Nevertheless, the following year, ATX invited them back, along with the rest of the cast. According to Bishop, fans at the festival were eager to see most of the cast together again.
“It was really like a rock concert when we walked on the stage,” she said, adding that the show has in recent years gained a new audience thanks to online streaming. This led to Netflix both streaming the show and reviving it for a four-part series.
“Netflix comes along and they apparently have a great deal of money, which kind of baffled me because they don’t have commercials,” Bishop said.
“People seemed to like it, I liked it,” she said of the revival. “I’m getting very good responses from it.”
Perhaps one of the reasons Bishop has enjoyed “Gilmore Girls” so much is that Stars Hollow reminds her of South Orange. According to Bishop, when trying to find a real-life replica of Stars Hollow: “The closest thing I’ve got is South Orange.”
Just like the famous town hall meetings held in the series, Bishop said South Orange “used to have town hall meetings in the town hall. You go up this little staircase into this little room with these little chairs. There was something real small town and funky about it.”
Bishop and her husband moved to South Orange from Wilmington, Del., which she called “a very civilized little town” but “really boring.” In their search for a home with a town center and an easy commute to the city, they looked at towns around South Orange, but “this one really turned out to be the right one.”
Pointing down Sloan Street, Bishop told of the “South Orange Emporium,” where multiple vendors would sell their goods. She said she used to shop there for opening night gifts because she found the items to be so interesting and unique. Bishop also recalled a time when she would have her husband pick her up from the train station at 11 p.m., describing the upstairs platform as being poorly lit and “disconcerting.”
Bishop said she frequently visits South Orange Village.
“I go over to Above a lot, and I do my banking here, and the cleaner is here,” she said. A personal favorite part of the town for her, however, is the reservation. “I walk my dog every day,” she said.

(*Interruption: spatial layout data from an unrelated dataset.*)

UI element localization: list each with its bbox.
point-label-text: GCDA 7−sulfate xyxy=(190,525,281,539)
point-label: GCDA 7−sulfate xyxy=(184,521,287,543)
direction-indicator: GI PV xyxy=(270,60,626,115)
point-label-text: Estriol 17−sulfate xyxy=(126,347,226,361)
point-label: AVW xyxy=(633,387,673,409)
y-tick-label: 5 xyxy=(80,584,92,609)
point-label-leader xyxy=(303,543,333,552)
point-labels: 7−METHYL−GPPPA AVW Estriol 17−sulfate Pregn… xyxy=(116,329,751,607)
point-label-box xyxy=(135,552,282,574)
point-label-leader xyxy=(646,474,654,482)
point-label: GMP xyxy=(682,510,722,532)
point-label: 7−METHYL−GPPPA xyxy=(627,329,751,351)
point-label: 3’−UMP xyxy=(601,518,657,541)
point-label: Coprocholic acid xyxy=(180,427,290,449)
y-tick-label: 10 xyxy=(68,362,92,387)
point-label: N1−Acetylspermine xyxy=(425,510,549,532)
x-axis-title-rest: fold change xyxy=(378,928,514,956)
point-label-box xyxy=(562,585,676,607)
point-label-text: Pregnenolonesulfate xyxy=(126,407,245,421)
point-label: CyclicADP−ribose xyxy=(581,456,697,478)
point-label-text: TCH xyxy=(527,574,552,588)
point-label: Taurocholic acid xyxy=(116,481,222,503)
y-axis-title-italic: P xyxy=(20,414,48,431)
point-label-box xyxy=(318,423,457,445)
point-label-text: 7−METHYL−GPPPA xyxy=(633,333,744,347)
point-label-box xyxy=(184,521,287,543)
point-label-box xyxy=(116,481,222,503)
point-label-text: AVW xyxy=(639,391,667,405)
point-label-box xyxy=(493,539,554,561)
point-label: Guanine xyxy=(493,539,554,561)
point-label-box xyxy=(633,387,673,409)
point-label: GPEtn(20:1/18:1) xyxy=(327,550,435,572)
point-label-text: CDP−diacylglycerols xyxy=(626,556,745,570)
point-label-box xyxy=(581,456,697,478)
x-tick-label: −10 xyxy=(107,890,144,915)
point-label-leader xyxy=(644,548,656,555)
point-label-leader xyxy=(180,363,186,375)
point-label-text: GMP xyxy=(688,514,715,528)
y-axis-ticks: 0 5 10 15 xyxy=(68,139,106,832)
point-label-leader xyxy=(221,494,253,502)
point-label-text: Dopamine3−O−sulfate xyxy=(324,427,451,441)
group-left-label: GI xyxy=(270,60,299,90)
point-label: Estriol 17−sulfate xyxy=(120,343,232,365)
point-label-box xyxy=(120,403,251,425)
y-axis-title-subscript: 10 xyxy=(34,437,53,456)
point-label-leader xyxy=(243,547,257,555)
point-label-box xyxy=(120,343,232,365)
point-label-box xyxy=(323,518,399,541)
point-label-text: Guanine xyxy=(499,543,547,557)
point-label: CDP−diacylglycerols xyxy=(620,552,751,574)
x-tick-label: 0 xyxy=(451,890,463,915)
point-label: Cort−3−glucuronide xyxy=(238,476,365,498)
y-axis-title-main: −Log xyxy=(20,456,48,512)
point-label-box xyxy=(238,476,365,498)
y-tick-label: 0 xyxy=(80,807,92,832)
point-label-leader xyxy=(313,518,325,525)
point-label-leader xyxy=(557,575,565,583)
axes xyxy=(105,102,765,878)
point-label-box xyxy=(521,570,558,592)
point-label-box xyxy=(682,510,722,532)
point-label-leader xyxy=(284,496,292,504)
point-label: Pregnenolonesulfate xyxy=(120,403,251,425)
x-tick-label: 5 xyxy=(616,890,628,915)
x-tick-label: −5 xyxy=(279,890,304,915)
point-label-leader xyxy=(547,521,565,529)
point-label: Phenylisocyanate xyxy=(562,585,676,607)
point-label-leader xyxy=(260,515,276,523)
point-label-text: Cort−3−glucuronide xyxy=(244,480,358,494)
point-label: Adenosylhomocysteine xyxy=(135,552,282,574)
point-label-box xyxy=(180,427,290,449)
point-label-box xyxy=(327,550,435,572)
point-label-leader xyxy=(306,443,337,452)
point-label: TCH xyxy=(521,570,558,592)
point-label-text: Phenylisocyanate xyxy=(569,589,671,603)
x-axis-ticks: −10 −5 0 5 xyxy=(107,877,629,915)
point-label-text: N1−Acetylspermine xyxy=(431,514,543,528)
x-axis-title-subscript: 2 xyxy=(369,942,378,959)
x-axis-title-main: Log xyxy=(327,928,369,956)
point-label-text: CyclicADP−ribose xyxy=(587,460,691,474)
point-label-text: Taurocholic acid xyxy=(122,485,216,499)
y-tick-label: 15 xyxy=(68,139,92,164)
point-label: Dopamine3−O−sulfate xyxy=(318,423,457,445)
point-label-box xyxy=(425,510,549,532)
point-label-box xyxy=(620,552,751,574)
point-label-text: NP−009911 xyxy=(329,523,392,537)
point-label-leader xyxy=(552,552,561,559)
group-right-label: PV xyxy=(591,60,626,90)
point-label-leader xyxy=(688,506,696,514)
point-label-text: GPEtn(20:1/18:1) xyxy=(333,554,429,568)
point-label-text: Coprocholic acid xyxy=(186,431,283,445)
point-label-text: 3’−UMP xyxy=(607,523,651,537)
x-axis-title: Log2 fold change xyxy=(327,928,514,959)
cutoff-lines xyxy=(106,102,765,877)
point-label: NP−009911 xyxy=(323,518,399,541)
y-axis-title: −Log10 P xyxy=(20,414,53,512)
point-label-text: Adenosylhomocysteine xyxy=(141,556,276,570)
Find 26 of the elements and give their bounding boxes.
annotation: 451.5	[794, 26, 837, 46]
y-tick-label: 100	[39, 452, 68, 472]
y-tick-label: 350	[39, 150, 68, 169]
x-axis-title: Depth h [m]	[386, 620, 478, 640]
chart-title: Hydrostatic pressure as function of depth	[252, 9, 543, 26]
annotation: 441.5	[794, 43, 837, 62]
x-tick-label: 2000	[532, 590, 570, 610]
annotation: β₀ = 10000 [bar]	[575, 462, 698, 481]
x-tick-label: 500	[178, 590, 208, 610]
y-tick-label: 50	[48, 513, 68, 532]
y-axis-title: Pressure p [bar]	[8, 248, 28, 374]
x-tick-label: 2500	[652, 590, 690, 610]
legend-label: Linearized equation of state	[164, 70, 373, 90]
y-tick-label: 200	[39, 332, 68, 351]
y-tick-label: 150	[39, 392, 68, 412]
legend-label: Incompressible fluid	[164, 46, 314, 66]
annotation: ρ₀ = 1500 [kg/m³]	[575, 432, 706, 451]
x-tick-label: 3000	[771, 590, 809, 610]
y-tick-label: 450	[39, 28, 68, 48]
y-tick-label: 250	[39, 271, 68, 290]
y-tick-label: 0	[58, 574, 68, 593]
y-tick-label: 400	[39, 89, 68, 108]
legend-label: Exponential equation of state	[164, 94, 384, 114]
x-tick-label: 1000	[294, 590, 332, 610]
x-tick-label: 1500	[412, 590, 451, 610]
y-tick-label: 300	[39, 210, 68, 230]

She does wish there were more local shopping spots, saying,“I know it’s hard for shop owners as well so that’s why when a new store opens, if there is anything I could possibly use, I go and buy something just to give them some encouragement,” and as the interview ended she said, “I have shopping to do. I have to go to Ashley’s to get some fish.”
Put aside the Tony Award and multiple roles in television, film, and theater, and Bishop is your everyday South Orange neighbor.
Lauren Machalany is a student in the Class of 2020 at the College of Communication and the Arts at Seton Hall University in South Orange.